Results: Analysis of the data from the typically developing children indicates that there are developmental changes in how the brain integrates simple auditory and visual inputs over the course of childhood. Earlier multisensory interactions were seen in the younger cohorts of children compared to the oldest cohort of children (~100 ms post stimulus onset), whereas later multisensory interactions were more prominent in the older groups. Behaviorally, multisensory integration was signified by violation of the race model. Race model violation was seen to a greater extent in older children compared to younger children, with no evidence of race model violation in the youngest group.
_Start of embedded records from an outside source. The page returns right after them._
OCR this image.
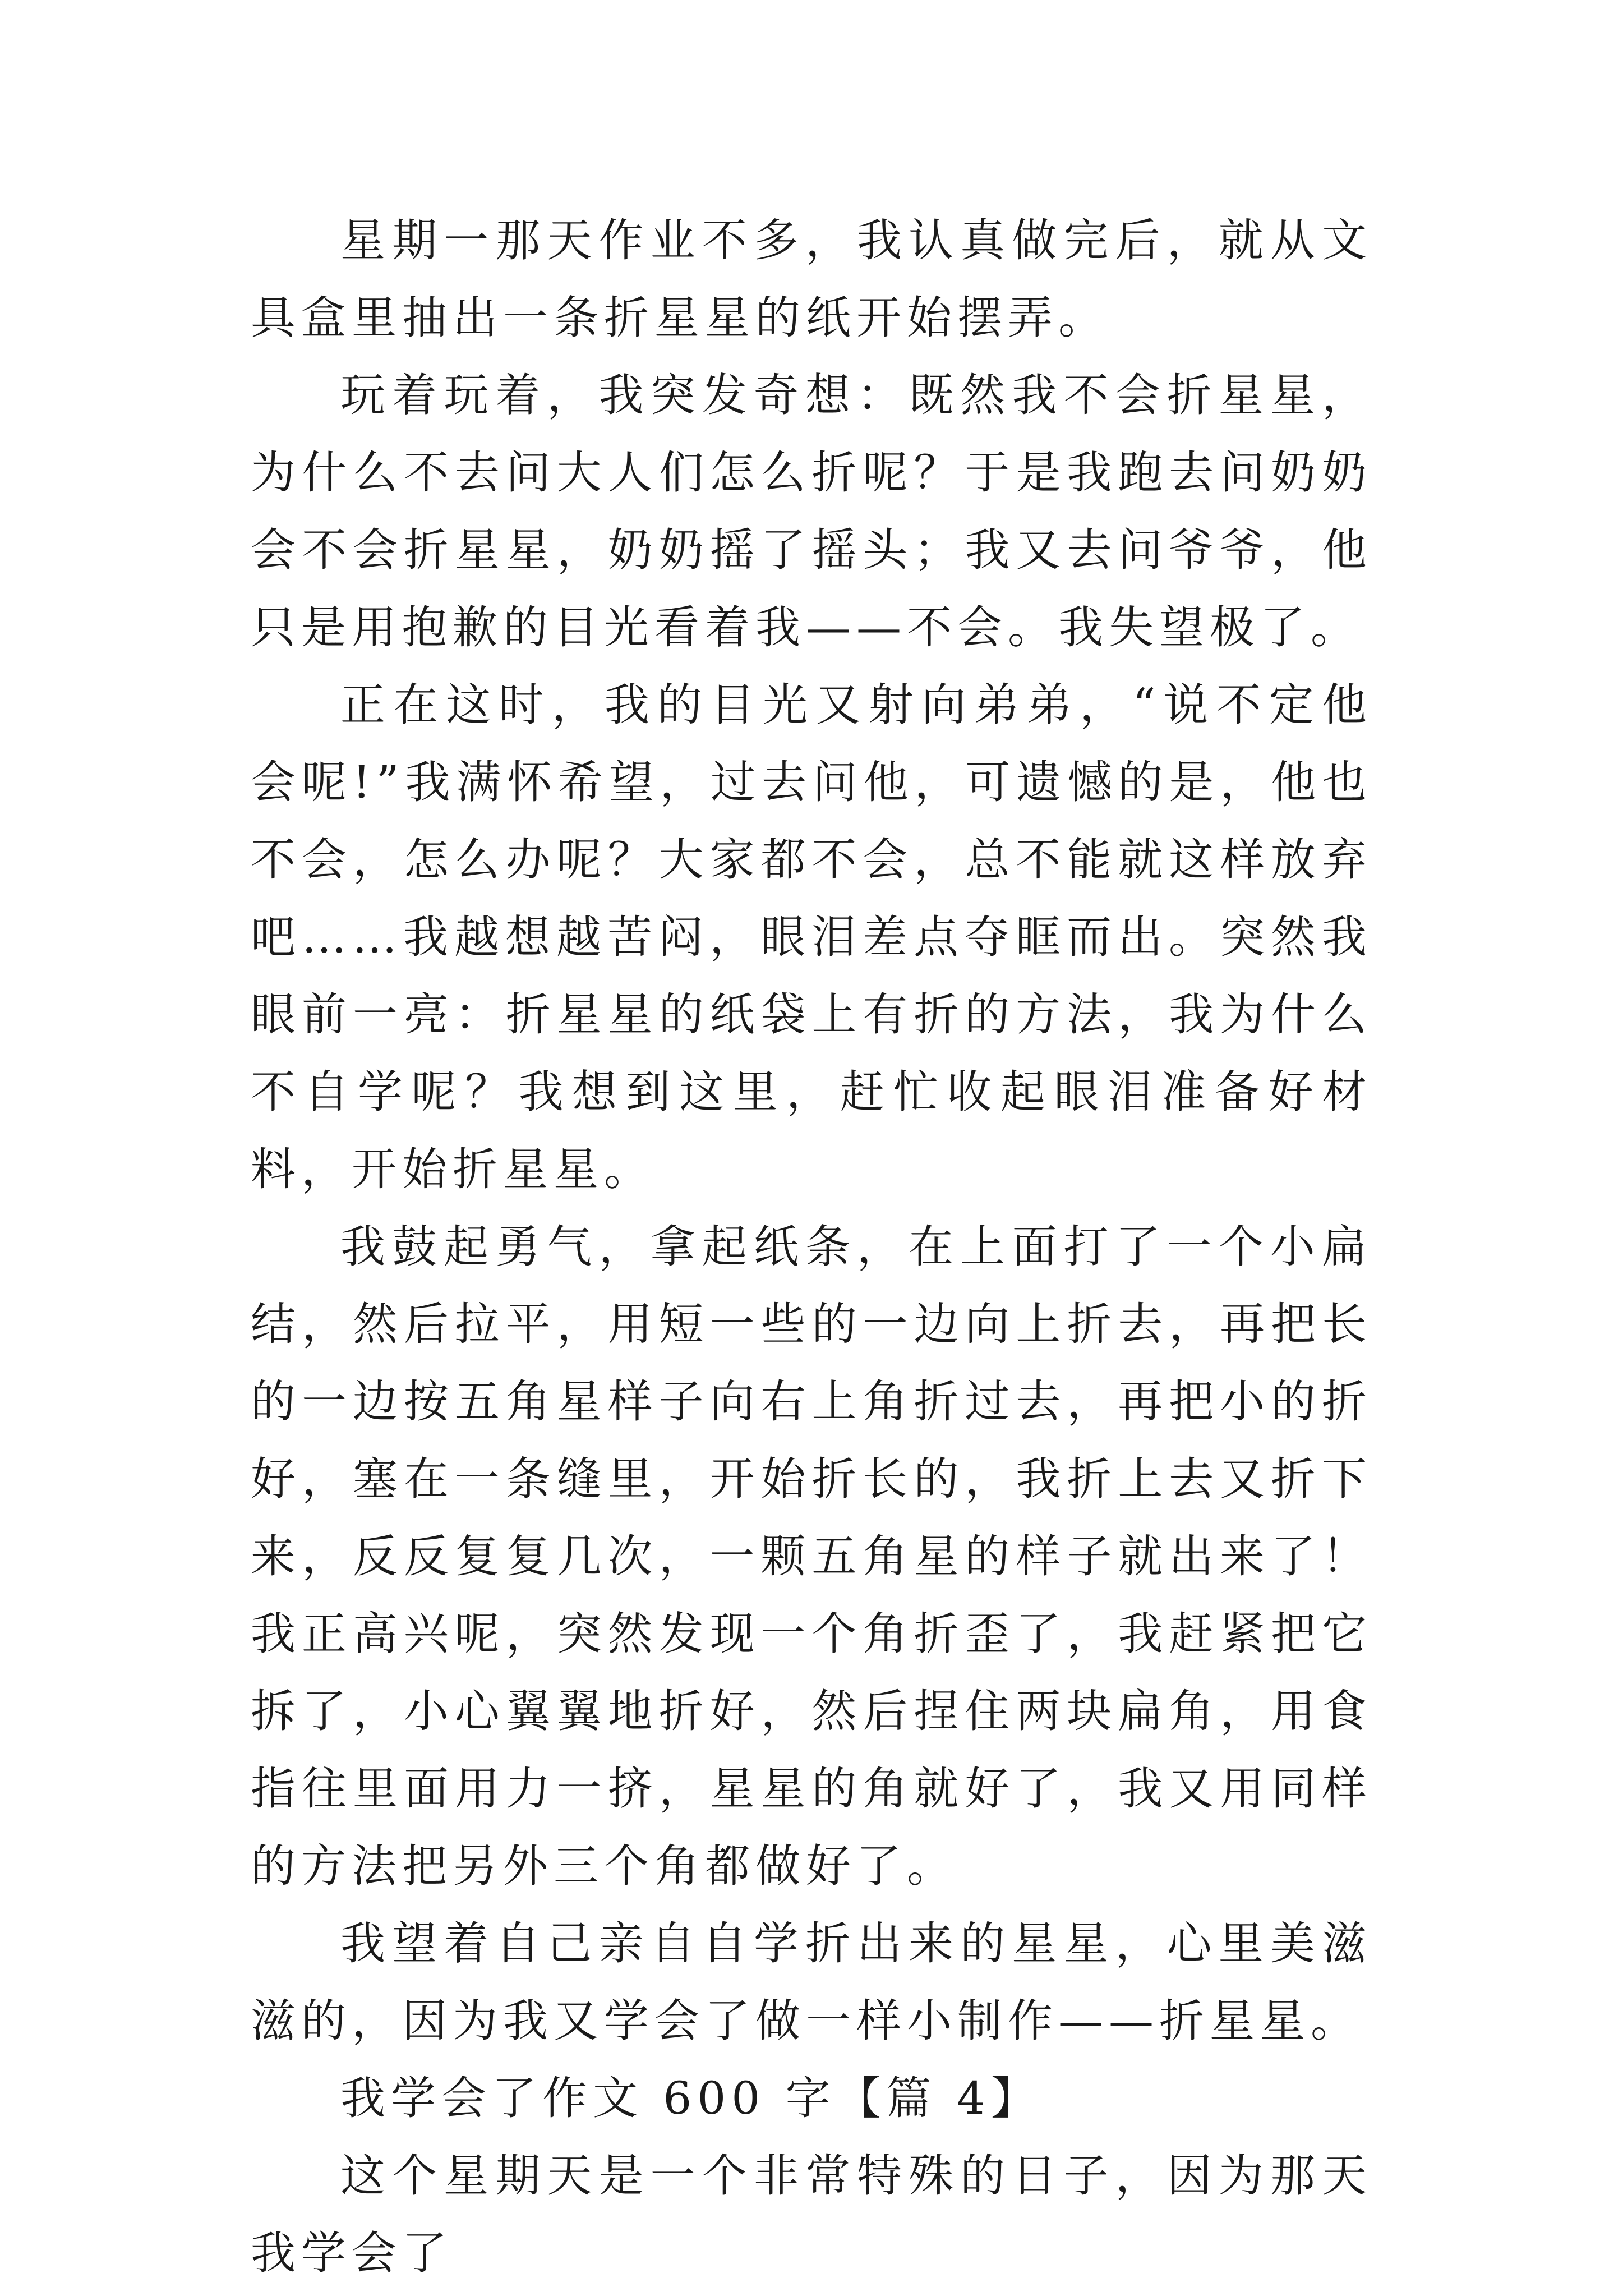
星期一那天作业不多，我认真做完后，就从文具盒里抽出一条折星星的纸开始摆弄。

玩着玩着，我突发奇想：既然我不会折星星，为什么不去问大人们怎么折呢？于是我跑去问奶奶会不会折星星，奶奶摇了摇头；我又去问爷爷，他只是用抱歉的目光看着我——不会。我失望极了。

正在这时，我的目光又射向弟弟，“说不定他会呢!”我满怀希望，过去问他，可遗憾的是，他也不会，怎么办呢？大家都不会，总不能就这样放弃吧……我越想越苦闷，眼泪差点夺眶而出。突然我眼前一亮：折星星的纸袋上有折的方法，我为什么不自学呢？我想到这里，赶忙收起眼泪准备好材料，开始折星星。

我鼓起勇气，拿起纸条，在上面打了一个小扁结，然后拉平，用短一些的一边向上折去，再把长的一边按五角星样子向右上角折过去，再把小的折好，塞在一条缝里，开始折长的，我折上去又折下来，反反复复几次，一颗五角星的样子就出来了！我正高兴呢，突然发现一个角折歪了，我赶紧把它拆了，小心翼翼地折好，然后捏住两块扁角，用食指往里面用力一挤，星星的角就好了，我又用同样的方法把另外三个角都做好了。

我望着自己亲自自学折出来的星星，心里美滋滋的，因为我又学会了做一样小制作——折星星。

我学会了作文 600 字【篇 4】

这个星期天是一个非常特殊的日子，因为那天我学会了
Preliminary analysis of data from the ASD group suggests differences in auditory-visual integration compared to an age and IQ matched group of TD children.
Conclusions: Mapping the developmental trajectory of multisensory integration is essential to testing the integrity of these processes in clinical groups such as ASD. Here we use electrophysiology to show that multisensory integration is modified over the course of childhood. Behavioral data from our laboratory on higher order multisensory integration indicate that such malleability is absolutely key to the optimized use of multisensory inputs in perception. Our findings also point to clear differences between multisensory integration in TD children and children with ASD. Continuing work in our laboratory will determine the developmental course of simple auditory-visual integration in this group.